Her dedication to science was visible in her will in which she desired that after her death her body should be given for anatomical research, with particular regard to rickets, short sight and astigmatism, allergic nasal troubles and tumours in the uterus and intestines - ailments from which she presumably herself suffered.  
Miss Ram, however, died under tragic circumstances. An old resident of Dagshai recalled that there was a traumatic event in her life. She was molested, some said raped, by someone and then she was hospitalised for a short while. After this she committed suicide, leaving behind two sealed envelopes.
In one, addressed to the police, she alleged that one Mohan Lal had molested her and was the cause of her death. As the old resident recalled, the accused Mohan Lal was arrested but was later released from jail. He did not remember clearly whether Mohan Lal was convicted or not.
In the other envelope, Ms. Ram left instructions that no post-mortem should be conducted and that her mortal remains should be cremated at Dagshai.
During my visit to Dagshai, my main interest was to ascertain how we, the students of Lady Irwin School, became beneficiaries and could enjoy living in the Ivy Cottage – our private summer resort! I found that Miss Ram had stipulated in her will that the estate at No. 26, Charing Cross was not to be rented out or sold but was to be placed at the disposal of some unmarried woman to enjoy as a home and laboratory for as long as she wished. She appointed a group of local trustees to look after the estate between periods when it was unoccupied.

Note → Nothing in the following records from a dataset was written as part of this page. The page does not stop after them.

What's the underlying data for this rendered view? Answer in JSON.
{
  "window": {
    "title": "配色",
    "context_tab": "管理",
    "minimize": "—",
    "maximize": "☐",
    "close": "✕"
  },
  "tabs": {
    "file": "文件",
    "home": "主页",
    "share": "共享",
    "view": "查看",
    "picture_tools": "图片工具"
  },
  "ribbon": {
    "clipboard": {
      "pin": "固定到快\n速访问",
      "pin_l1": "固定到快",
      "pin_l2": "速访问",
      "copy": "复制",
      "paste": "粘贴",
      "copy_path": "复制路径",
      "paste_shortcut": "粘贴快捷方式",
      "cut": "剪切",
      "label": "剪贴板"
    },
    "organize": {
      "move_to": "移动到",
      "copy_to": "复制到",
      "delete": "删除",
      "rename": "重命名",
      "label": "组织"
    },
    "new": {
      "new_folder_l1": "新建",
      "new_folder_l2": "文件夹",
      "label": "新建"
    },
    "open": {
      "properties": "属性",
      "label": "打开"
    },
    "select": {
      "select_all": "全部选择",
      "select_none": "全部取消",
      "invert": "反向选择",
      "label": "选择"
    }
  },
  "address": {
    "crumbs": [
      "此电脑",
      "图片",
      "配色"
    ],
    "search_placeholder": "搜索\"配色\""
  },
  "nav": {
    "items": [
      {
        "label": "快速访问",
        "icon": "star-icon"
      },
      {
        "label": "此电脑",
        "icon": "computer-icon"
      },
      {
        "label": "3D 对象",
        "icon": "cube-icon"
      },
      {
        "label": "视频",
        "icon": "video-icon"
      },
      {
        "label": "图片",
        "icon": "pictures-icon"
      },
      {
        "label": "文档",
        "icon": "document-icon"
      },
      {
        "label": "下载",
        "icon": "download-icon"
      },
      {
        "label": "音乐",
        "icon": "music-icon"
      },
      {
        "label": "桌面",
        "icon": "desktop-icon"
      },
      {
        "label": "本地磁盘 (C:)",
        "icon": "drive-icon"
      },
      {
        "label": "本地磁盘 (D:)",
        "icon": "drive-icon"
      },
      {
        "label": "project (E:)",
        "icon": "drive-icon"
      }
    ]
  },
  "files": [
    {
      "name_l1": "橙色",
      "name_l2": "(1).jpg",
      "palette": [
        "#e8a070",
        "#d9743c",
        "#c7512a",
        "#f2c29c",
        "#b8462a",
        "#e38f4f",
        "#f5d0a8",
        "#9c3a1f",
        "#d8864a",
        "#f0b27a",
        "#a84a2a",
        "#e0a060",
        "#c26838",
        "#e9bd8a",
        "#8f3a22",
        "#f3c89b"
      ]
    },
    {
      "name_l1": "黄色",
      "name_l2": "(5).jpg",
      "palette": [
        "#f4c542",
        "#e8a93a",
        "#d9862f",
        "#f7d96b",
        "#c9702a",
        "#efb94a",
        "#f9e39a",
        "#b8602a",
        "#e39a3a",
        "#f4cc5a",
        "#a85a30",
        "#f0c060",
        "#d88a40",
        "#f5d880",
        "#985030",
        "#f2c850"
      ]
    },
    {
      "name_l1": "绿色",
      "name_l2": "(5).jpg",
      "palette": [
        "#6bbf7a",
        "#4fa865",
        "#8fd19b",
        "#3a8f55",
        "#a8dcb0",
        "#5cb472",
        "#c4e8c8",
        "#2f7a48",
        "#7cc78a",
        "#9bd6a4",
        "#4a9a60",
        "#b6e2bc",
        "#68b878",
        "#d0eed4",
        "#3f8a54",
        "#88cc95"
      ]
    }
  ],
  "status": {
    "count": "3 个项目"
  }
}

After Miss Ram passed away, her sister and brother searched for a suitable beneficiary and selected Miss Kamala Sengupta, our Principal, to take charge of 26, Charing Cross.  Miss Sengupta’s  decision to use the property as a place for teaching of science to girls of Lady Irwin School was indeed in keeping with the spirit of Miss Ram’s last will and testament. It was during Mrs. Nag’s tenure as Principal that the property was surrendered. It was said to have been thereafter run by a society which treated eye ailments. They too surrendered the property and then Dr. (Mrs) Florence, Miss Ram’s sister, is said to have arrived at a settlement with the current occupants of the estate, a semi-religious organisation.
During our visit to Dagshai this year, we visited the Ivy Cottage. We were somewhat disappointed to find that the old bungalow existed no more. Instead, there is a new pink coloured concrete building there, bearing the name of Sushiela Ram. Built with much concrete and little aesthetic sense, it is larger than the earlier structure. It totally lacks the charm and personality of the quaint bungalow.
I sauntered down a narrow path on the side of the new building. This lane went downhill, where there used to be a lower garden of the old bungalow. The garden today is indeed charming with a well manicured lawn and I again became a young girl of fifty years ago. Then I looked up and the spell was broken. I saw the pink concrete of the new building, which suddenly seemed monstrous. And I wondered whether the soul of Miss Ram is at peace.